I googled it and it’s a higher form of number theory that involves things like"abelian extensions" and “absolute Galois groups”. I’ve taken a course in Galois theory so I understand a little bit of that, but how is it related to number theory?
Not a number theorist, but the wikipedia reads ok for me, so I’ll give an attempt. Answer based on the AMS’s Translated Math Monographs 240, by Kazuya Kato et. al…
A sample of the questions class field theory wants to address: a) Which primes p are the sum of 2 squares, p=a^{2} + b^{2}?
b) What about other formulae, say eg p=a^{2} +2b^{2}?
c) Consider a Galois extension. Take a prime ideal P in the smaller ring. For which primes does this ideal factor when we look at the larger ring?
d) When is the factorization square free (unramified)?
e) What’s the smallest cyclotomic extension that contains sqrt(M) for a given M?
If we look at the integers, you may already know the answers to several of these!
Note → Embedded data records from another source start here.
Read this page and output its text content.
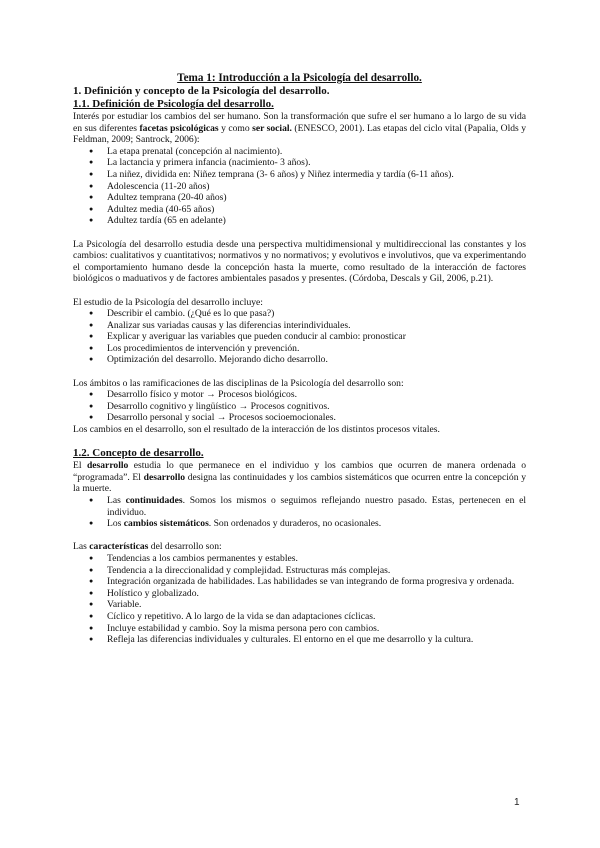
Tema 1: Introducción a la Psicología del desarrollo.

1. Definición y concepto de la Psicología del desarrollo.

1.1. Definición de Psicología del desarrollo.

Interés por estudiar los cambios del ser humano. Son la transformación que sufre el ser humano a lo largo de su vida en sus diferentes facetas psicológicas y como ser social. (ENESCO, 2001). Las etapas del ciclo vital (Papalia, Olds y Feldman, 2009; Santrock, 2006):

● La etapa prenatal (concepción al nacimiento).
● La lactancia y primera infancia (nacimiento- 3 años).
● La niñez, dividida en: Niñez temprana (3- 6 años) y Niñez intermedia y tardía (6-11 años).
● Adolescencia (11-20 años)
● Adultez temprana (20-40 años)
● Adultez media (40-65 años)
● Adultez tardía (65 en adelante)

La Psicología del desarrollo estudia desde una perspectiva multidimensional y multidireccional las constantes y los cambios: cualitativos y cuantitativos; normativos y no normativos; y evolutivos e involutivos, que va experimentando el comportamiento humano desde la concepción hasta la muerte, como resultado de la interacción de factores biológicos o maduativos y de factores ambientales pasados y presentes. (Córdoba, Descals y Gil, 2006, p.21).

El estudio de la Psicología del desarrollo incluye:

● Describir el cambio. (¿Qué es lo que pasa?)
● Analizar sus variadas causas y las diferencias interindividuales.
● Explicar y averiguar las variables que pueden conducir al cambio: pronosticar
● Los procedimientos de intervención y prevención.
● Optimización del desarrollo. Mejorando dicho desarrollo.

Los ámbitos o las ramificaciones de las disciplinas de la Psicología del desarrollo son:

● Desarrollo físico y motor → Procesos biológicos.
● Desarrollo cognitivo y lingüístico → Procesos cognitivos.
● Desarrollo personal y social → Procesos socioemocionales.

Los cambios en el desarrollo, son el resultado de la interacción de los distintos procesos vitales.

1.2. Concepto de desarrollo.

El desarrollo estudia lo que permanece en el individuo y los cambios que ocurren de manera ordenada o “programada”. El desarrollo designa las continuidades y los cambios sistemáticos que ocurren entre la concepción y la muerte.

● Las continuidades. Somos los mismos o seguimos reflejando nuestro pasado. Estas, pertenecen en el individuo.
● Los cambios sistemáticos. Son ordenados y duraderos, no ocasionales.

Las características del desarrollo son:

● Tendencias a los cambios permanentes y estables.
● Tendencia a la direccionalidad y complejidad. Estructuras más complejas.
● Integración organizada de habilidades. Las habilidades se van integrando de forma progresiva y ordenada.
● Holístico y globalizado.
● Variable.
● Cíclico y repetitivo. A lo largo de la vida se dan adaptaciones cíclicas.
● Incluye estabilidad y cambio. Soy la misma persona pero con cambios.
● Refleja las diferencias individuales y culturales. El entorno en el que me desarrollo y la cultura.
1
And they all have something kinda magic in common. For (a), for example, the primes that are the sum of 2 squares are exactly those with p = 1 mod 4. For example, 5=2^2 + 1^2, yet 7 cannot be written as a sum of two squares. The answer to question (b) is similar! We can do it exactly when p=1,3 mod 8.
For ( c ), for concreteness let’s take the extension of the rationals Q to the rationals with a square root of -3, Q(sqrt(-3)). The prime ideal (7) factors as (7, 1-sqrt(-3)) (7, 1+sqrt(-3)) (a product of two distinct prime ideals; unramified), as do the ideals (13), (19), (31), and (37). But (5), (11), (17), (23) and (29) all don’t. Perhaps you notice a pattern: p=1 mod 3 ? factors. p=2 mod 3? doesn’t. There’s also a unique ramified prime, (3) = (sqrt(-3))^2. There will generally only be a finite number of ramified primes. Do a dozen more examples and you’ll notice a spooky pattern: the ramified primes seem to show up in the modulus (in this example, 3 was ramified and the factorization pattern works mod 3. If 7 and 23 are ramified, the factorization cases will work modulo 7*23=161). [Quadratic extensions are not special btw; the factorization of (p) in Q(zeta_5) (Q with a 5th root of 1) depends on p mod 5.]
On the face of it, why would modular arithmetic be the relevant condition? And why does the modulus seem to care about ramification?
A major result of Galois theory is that there’s a correspondence between subgroups of (Z/NZ)^* (integers modulo N under multiplication) and intermediate field extensions between Q and a cyclotomic extension Q(zeta_N). Prime ideal ramification and factoring can be stated in terms of this correspondence. Further, they show that every finite abelian extension of Q lives inside some Q(zeta_N). This result lets us explain all of (a)-(e). Generalizing it is one of the big motivations of class field theory. If we start not with Q, but with say Q(sqrt(-3)), what still holds? What is the right generalization of cyclotomic extensions and (Z/NZ)^*?
My understanding is that this program is quite successful. There’s a replacement for both that’s only somewhat more technical/tedious, and that gives similar results. One of the bigger successes is generalizing ‘reciprocity’ laws (the quadratic case is often taught in undergrad number theory; it’s about the surprising fact that p is a square mod q depends on if q is a square mod p).
Mm I don’t know, but it makes me want a cigarette.
I found the wikipedia article mostly incomprehensible but it says a few things. You are probably better off asking on MSE or Reddit, sorry to say. Wikipedia’s math reference desk has slowed down a lot in recent years though that’s possibly another place to try.